Circles represent scaffolds, scaled by the square root of their length. Only scaffolds ≥5 kbp are shown. Clusters of similarly coloured circles represent potential genome bins. a, Sequence composition-independent binning of the scaffolds from the N. inopinata isolate. The previous enrichment culture ENR6, which contained N. inopinata and only one contaminating betaproteobacterial organism1, was used for comparison in differential coverage binning. The lack of scaffolds from the betaproteobacterium (coverage = 0) shows the absence of this organism in the pure culture of N. inopinata. To further confirm that no trace amounts of the betaproteobacterium were left in the pure culture, the trimmed sequence reads were also mapped to the ENR6 metagenomic assembly that contained the contaminant1. None of 5.8 million reads mapped to the betaproteobacterium, whereas 99.8% of reads mapped to the closed genome of N. inopinata. Purity of the N. inopinata culture was also confirmed by fluorescence in situ hybridization, quantitative PCR targeting the amoA gene of N. inopinata and the soxB gene of the betaproteobacterium1, and the absence of growth in an organic medium. b, Binning of the scaffolds from the Ca.

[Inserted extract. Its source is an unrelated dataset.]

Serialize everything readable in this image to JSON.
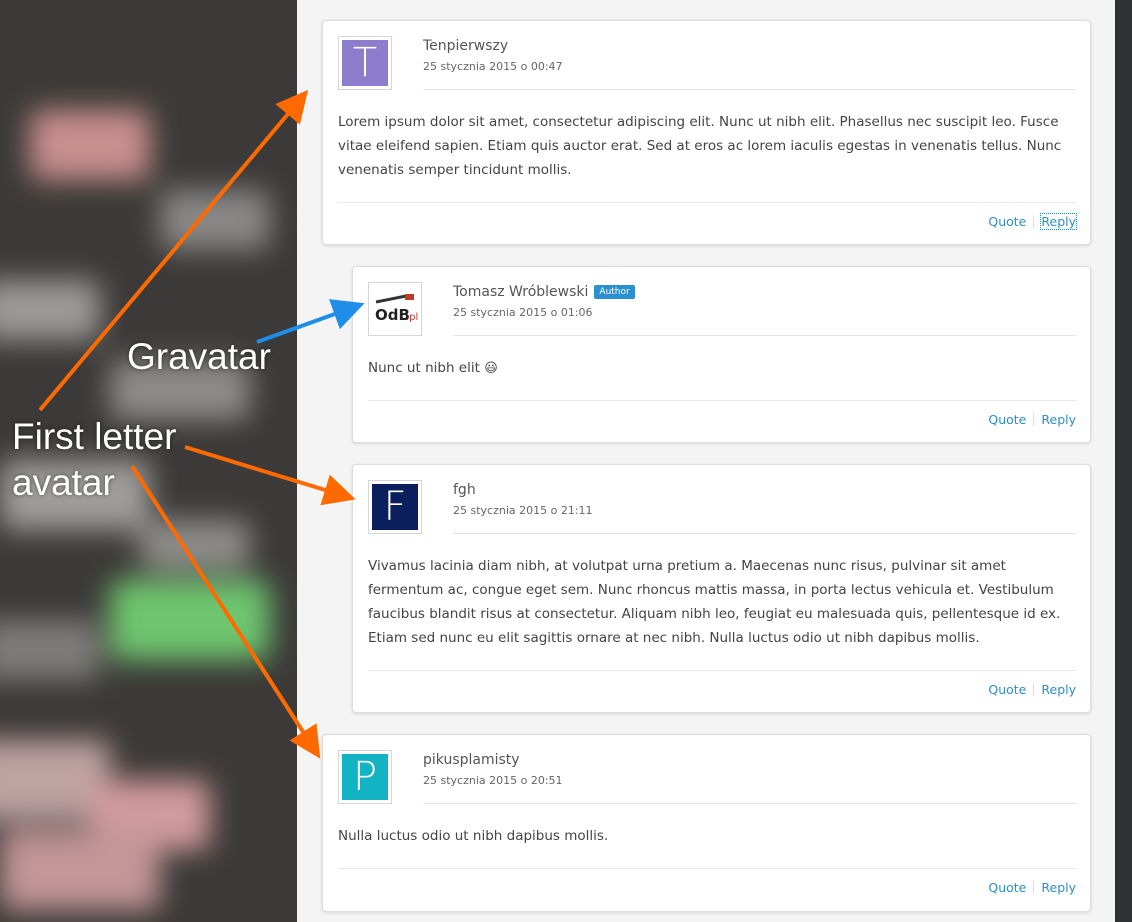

N. uzonensis-related enrichment culture 5A based on coverage and the G+C content of DNA. Aside from the Ca. N. uzonensis-related AOA strain 5A (99.93% 16S rRNA sequence identity), the culture contained an alphaproteobacterium at low abundance. Since the genome coverage of strain 5A was 1,512× and that of the alphaproteobacterium was 8×, the relative abundance of strain 5A in the enrichment culture was 99.5%.